There was no pause between tuning and actual performance; one merged into the other, until finally both hands held the delicate mallets which moved in a perpetual blur, like hummingbirds’ wings, over the santur. Separate notes and chords were woven together into a curtain of sound that was exquisitely finespun, yet overwhelmingly powerful with a sinewy, achingly beautiful force that spoke to me of sadness, of mountains and heat and ruined, ghostly cities; I heard the terrible, deadly beauty that must be the soul of the desert.
The music, even the more spirited passages, seemed built on scales of sadness; the santur was a weeping instrument that worshiped the trinity of life, death and land, dripping tears over this triumvirate of existence that for the Iranian, I realized, must seem one. There was an air of immediacy to the music—thousands of split-second decisions enforced by a pair of flying hands building tiers of chords through which individual notes scampered and dipped like fragments of half-remembered dreams.
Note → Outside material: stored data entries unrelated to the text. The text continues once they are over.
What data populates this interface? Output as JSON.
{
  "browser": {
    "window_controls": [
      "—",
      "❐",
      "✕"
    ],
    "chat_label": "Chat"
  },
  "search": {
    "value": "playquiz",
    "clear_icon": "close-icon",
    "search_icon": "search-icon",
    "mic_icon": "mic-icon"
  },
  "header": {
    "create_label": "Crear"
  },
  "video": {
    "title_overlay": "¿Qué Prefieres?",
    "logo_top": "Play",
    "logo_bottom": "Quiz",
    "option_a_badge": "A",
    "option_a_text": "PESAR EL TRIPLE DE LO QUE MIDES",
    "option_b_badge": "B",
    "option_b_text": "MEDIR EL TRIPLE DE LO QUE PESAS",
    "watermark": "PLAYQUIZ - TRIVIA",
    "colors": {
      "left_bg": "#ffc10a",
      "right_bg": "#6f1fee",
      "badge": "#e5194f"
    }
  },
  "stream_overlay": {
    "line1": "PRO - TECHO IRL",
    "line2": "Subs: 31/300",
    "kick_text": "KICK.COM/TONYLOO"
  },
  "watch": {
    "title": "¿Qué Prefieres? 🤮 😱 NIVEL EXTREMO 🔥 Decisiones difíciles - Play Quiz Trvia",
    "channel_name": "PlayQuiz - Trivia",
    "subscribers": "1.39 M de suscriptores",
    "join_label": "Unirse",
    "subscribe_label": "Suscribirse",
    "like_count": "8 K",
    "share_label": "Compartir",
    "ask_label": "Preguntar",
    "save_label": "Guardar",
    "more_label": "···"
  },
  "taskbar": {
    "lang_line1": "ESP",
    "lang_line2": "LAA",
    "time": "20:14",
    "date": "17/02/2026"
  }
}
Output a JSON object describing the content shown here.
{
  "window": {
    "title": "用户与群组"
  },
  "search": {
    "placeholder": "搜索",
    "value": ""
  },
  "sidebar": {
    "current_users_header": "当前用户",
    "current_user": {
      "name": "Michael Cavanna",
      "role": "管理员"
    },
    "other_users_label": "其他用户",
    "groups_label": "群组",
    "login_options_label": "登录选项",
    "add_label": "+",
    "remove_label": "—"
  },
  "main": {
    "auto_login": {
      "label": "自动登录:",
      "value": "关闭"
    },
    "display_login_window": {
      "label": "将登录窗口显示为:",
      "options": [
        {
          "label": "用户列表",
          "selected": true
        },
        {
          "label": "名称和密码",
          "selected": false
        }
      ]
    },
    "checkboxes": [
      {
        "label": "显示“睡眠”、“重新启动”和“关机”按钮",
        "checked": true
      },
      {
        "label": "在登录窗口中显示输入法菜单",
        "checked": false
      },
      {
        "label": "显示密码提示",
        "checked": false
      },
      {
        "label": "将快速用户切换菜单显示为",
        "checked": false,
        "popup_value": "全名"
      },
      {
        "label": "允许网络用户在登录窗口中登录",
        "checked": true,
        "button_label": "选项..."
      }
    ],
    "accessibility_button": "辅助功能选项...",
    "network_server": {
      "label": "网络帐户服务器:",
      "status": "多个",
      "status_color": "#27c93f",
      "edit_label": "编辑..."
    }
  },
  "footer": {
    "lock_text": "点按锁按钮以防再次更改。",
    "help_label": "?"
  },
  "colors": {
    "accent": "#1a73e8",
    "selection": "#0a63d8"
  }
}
Then it was over, the last delicate chords drifting away like wisps of clouds. The lights came up. Somewhere behind me a woman was softly crying. Omar acknowledged the applause with a slight bow, then stood with his santur and walked back through the velvet curtain.
Bannon lighted a cigarette. “Did you like it?” he asked gruffly.
I tried to think of something original to say, and couldn’t. “It was beautiful,” I said simply. “I’ve never heard anything quite like it. Why isn’t Omar in Iran? I wouldn’t think there’d be much demand for santur players in the United States.”
“There isn’t, but there is some money in it for him here. More than in Iran.”